The plot twists were simply well done. I’d be lying if I said I didn’t figure some of them out before the characters realized what was going on, but it was still exciting to see how they unfolded. This was especially true when it came to the ending. I couldn’t have imagined a more fitting one for Melanie and her friends. As much as I’d like to see a sequel, I felt genuinely satisfied by how the author wrapped everything up.

The Martian by Andy Weir.

What is it about?

An astronaut named Mark who accidentally gets left behind on Mars after an accident. His fellow astronauts believed him to be dead when they left. Now he has to survive alone on a hostile world for years until a rescue mission can save him.

Why should you read it?

Simply put, the storytelling was phenomenal. It was so good, in fact, that I’d recommend watching the movie just as heartily as I would recommend reading The Martian. You don’t have to experience both of them if you don’t want to.
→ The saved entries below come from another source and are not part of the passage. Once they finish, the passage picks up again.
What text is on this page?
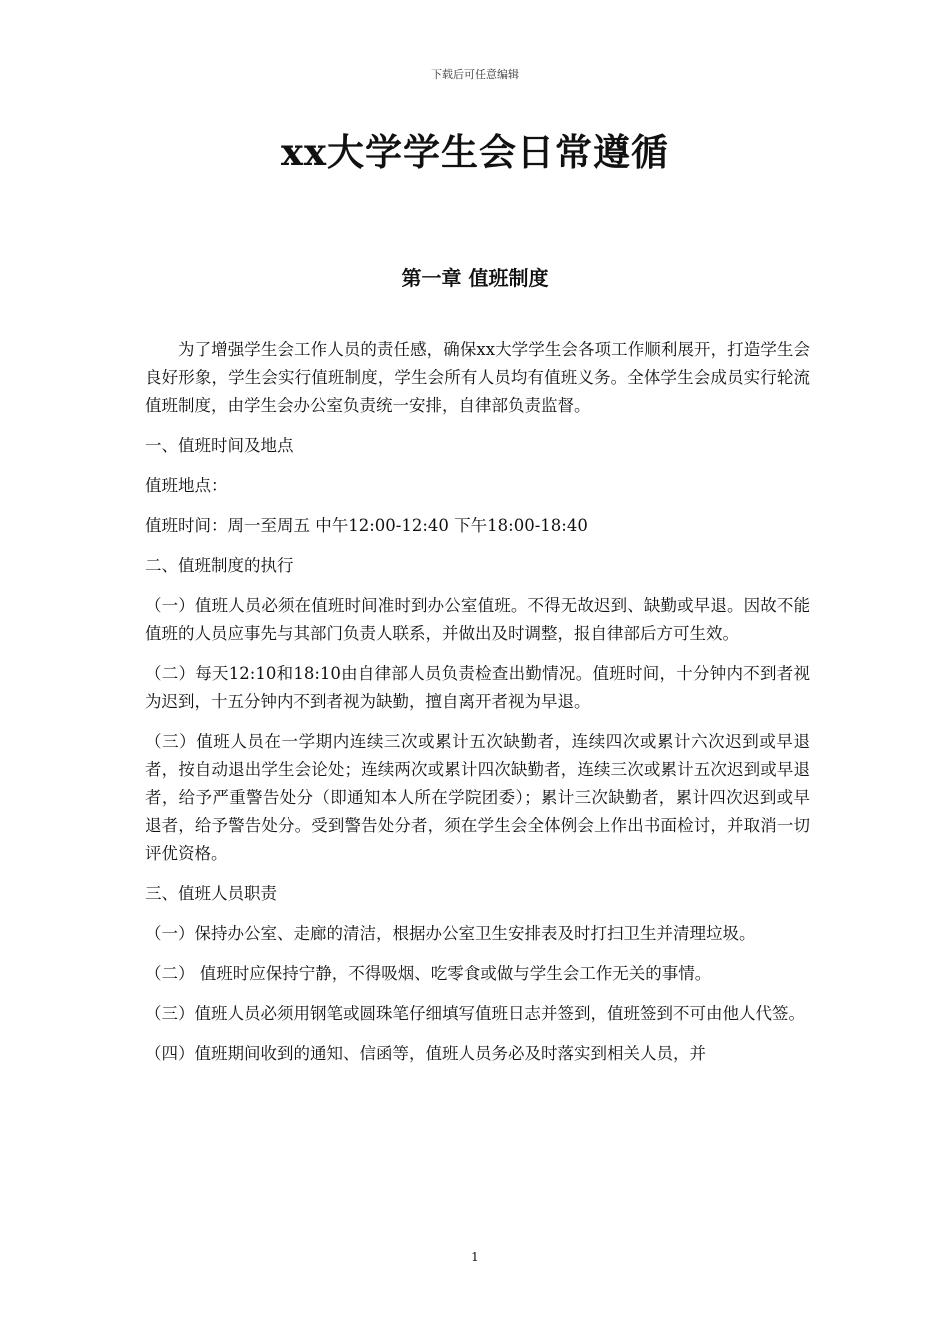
下载后可任意编辑
xx大学学生会日常遵循
第一章 值班制度

为了增强学生会工作人员的责任感，确保xx大学学生会各项工作顺利展开，打造学生会良好形象，学生会实行值班制度，学生会所有人员均有值班义务。全体学生会成员实行轮流值班制度，由学生会办公室负责统一安排，自律部负责监督。

一、值班时间及地点

值班地点：

值班时间：周一至周五 中午12:00-12:40 下午18:00-18:40

二、值班制度的执行

（一）值班人员必须在值班时间准时到办公室值班。不得无故迟到、缺勤或早退。因故不能值班的人员应事先与其部门负责人联系，并做出及时调整，报自律部后方可生效。

（二）每天12:10和18:10由自律部人员负责检查出勤情况。值班时间，十分钟内不到者视为迟到，十五分钟内不到者视为缺勤，擅自离开者视为早退。

（三）值班人员在一学期内连续三次或累计五次缺勤者，连续四次或累计六次迟到或早退者，按自动退出学生会论处；连续两次或累计四次缺勤者，连续三次或累计五次迟到或早退者，给予严重警告处分（即通知本人所在学院团委）；累计三次缺勤者，累计四次迟到或早退者，给予警告处分。受到警告处分者，须在学生会全体例会上作出书面检讨，并取消一切评优资格。

三、值班人员职责

（一）保持办公室、走廊的清洁，根据办公室卫生安排表及时打扫卫生并清理垃圾。

（二） 值班时应保持宁静，不得吸烟、吃零食或做与学生会工作无关的事情。

（三）值班人员必须用钢笔或圆珠笔仔细填写值班日志并签到，值班签到不可由他人代签。

（四）值班期间收到的通知、信函等，值班人员务必及时落实到相关人员，并

1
They both were the exact same story.

Both versions of this story are full of tension. Mark is injured when he wakes up on Mars after the accident. He quickly has to figure out not only how to treat his injury but also how to repair the damaged equipment that he will rely on to survive.

These are the first two of many problems he has to solve on his own. From what I’ve read, the scientific portions of Mark’s adventure were pretty accurate. Knowing that these were fairly close to the kinds of dilemmas that real astronauts would deal with in this situation made me even more invested in finding out if Mark would ever figure out a way to get back to Earth.